How Attitude Influences our Behaviour – Answered!
Attitudes are said to influence our behaviour. But many times it may not be true. There are arguments on both sides. Some people say that our attitudes determine our behaviour. It is true also.
For example, if a person has a negative attitude towards some other person, he may not express it directly, rather he may not show any interest to join him in a party, or to share a common platform- with that person.
On the other hand, there are opinions which state that there is no valid proof to believe about the influence of attitude on behaviour.
An important contribution to the study of behavioural prediction from attitudes has been made by Martin Fishbein (1967, 1975). He argues that there is no good reason to believe that an overall measure of attitude toward an object will necessarily predict a specific behaviour.
According to him attitude is a hypothetical concept abstracted from the totality of a person’s feelings, beliefs and behavioural intentions regarding an object. Thus an isolated specific behaviour may be unrelated, or even negatively related to the overall attitude.
Fishbein maintains that, in order to predict a specific behaviour, we should not focus on people’s overall attitude toward the object of that behaviour, but on their attitude toward the behaviour.
Attitude about specific behaviour depends on such factors as evaluations of the likely consequences of the behaviour and social norms concerning the behaviour. For example, a person may have a positive attitude for inter-caste marriage, but because of social norms he may show negative behaviour like disapproving it.
At times we may not like to have certain attitudes. But such a tendency may lead to incompatibility among people in the society who are living together. At that time we try to develop attitudes according to situations.
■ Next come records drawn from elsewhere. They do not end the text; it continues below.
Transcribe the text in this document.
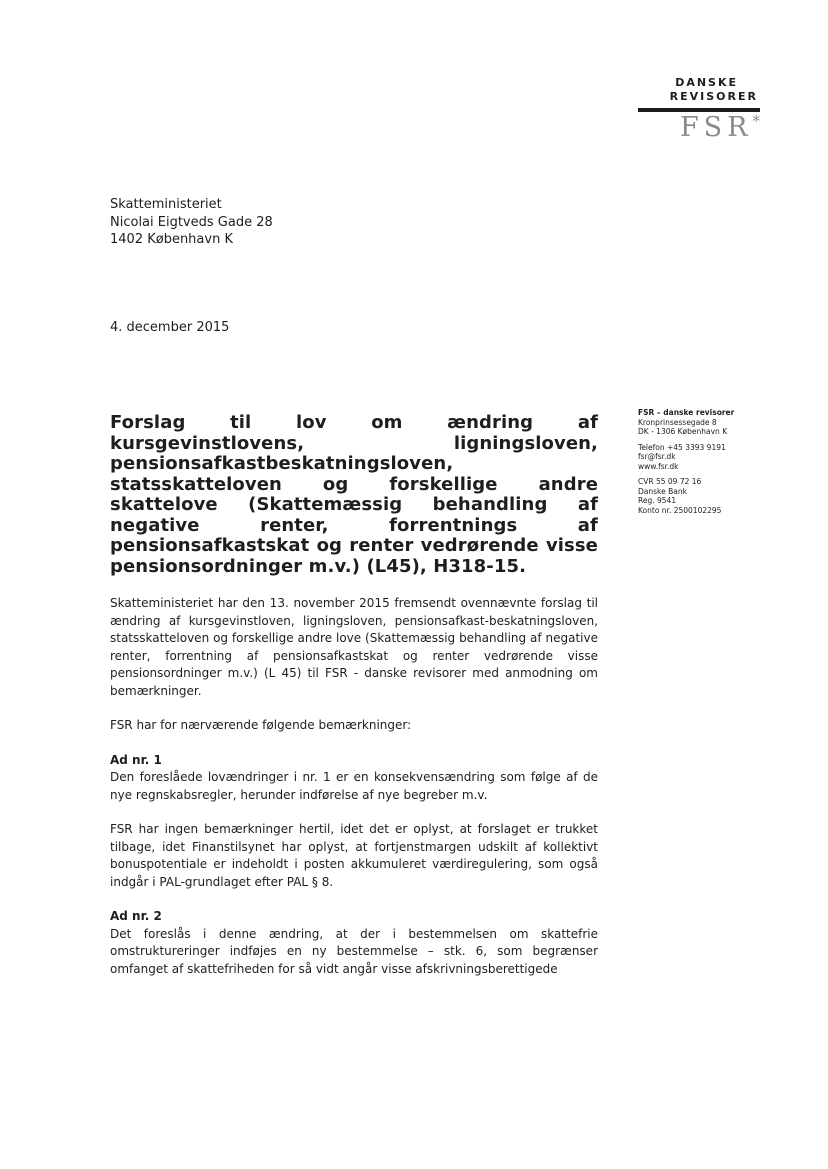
DANSKE
REVISORER
FSR*
Skatteministeriet
Nicolai Eigtveds Gade 28
1402 København K
4. december 2015
Forslag til lov om ændring af kursgevinstlovens, ligningsloven, pensionsafkastbeskatningsloven, statsskatteloven og forskellige andre skattelove (Skattemæssig behandling af negative renter, forrentnings af pensionsafkastskat og renter vedrørende visse pensionsordninger m.v.) (L45), H318-15.
FSR – danske revisorer
Kronprinsessegade 8
DK - 1306 København K
Telefon +45 3393 9191
fsr@fsr.dk
www.fsr.dk
CVR 55 09 72 16
Danske Bank
Reg. 9541
Konto nr. 2500102295

Skatteministeriet har den 13. november 2015 fremsendt ovennævnte forslag til ændring af kursgevinstloven, ligningsloven, pensionsafkast-beskatningsloven, statsskatteloven og forskellige andre love (Skattemæssig behandling af negative renter, forrentning af pensionsafkastskat og renter vedrørende visse pensionsordninger m.v.) (L 45) til FSR - danske revisorer med anmodning om bemærkninger.

FSR har for nærværende følgende bemærkninger:

Ad nr. 1

Den foreslåede lovændringer i nr. 1 er en konsekvensændring som følge af de nye regnskabsregler, herunder indførelse af nye begreber m.v.

FSR har ingen bemærkninger hertil, idet det er oplyst, at forslaget er trukket tilbage, idet Finanstilsynet har oplyst, at fortjenstmargen udskilt af kollektivt bonuspotentiale er indeholdt i posten akkumuleret værdiregulering, som også indgår i PAL-grundlaget efter PAL § 8.

Ad nr. 2

Det foreslås i denne ændring, at der i bestemmelsen om skattefrie omstruktureringer indføjes en ny bestemmelse – stk. 6, som begrænser omfanget af skattefriheden for så vidt angår visse afskrivningsberettigede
This has been explained by a famous theory called ‘Balance theory’ (Heider, 1958). The basic tenet of this theory is that there is a tendency to maintain or restore balance in one’s attitude structures. Because unbalanced attitude structure leads to uncomfortable and unpleasant feelings.
Although the influence of attitudes on behaviour is not clearly discernible; two theories viz., (1) Cognitive dissonance and (2) Self- fulfilling prophecy help us to understand the direction of attitudinal influences.
Cognitive dissonance refers to the feeling of inconsistency in feelings, beliefs and behaviour (the three components of attitudes).
This feeling makes people uncomfortable. So they get motivated to rectify the situation by modifying their behaviours that cause dissonance or disagreement. For example, a nurse may have a negative feeling to work in a Tuberculosis ward with a belief that her health will be affected. But she will not show it directly in her behaviour, but try to get a change from that ward itself or remains absent from her duties.
Self fulfilling prophecy is the process by which we try to convert our attitudes, beliefs and expectations-into reality. If we predict that something is going to happen, we will try very hard to make it happen. For example, if we feel that we are competent, we will undertake challenging tasks.
A nurse who has a negative attitude to work in major operation theatre may take it as a challenge and develop skills to work there. Consequently, we gain experience and skills that make us more competent, so that we accomplish even more. However, if we have negative attitudes towards ourselves, we will not provide ourselves with the chance to become competent.
In this way road between behaviour and attitudes is a two-way street. In some situations our behaviour is influenced by our attitudes and some other times our behaviour will determine our attitudes. For example, when a person is asked whether he likes music, he will examine his own behaviour to decide his attitude position. “I must like it, because I am regularly listening to it” or “I must not like it, I rarely listen music”. Here, his attitudes are determined on the basis of his behaviour.
In this way the regulation of balance in society, cognitive dissonance, self fulfilling prophecies are the factors which influence our behaviours and attitudes.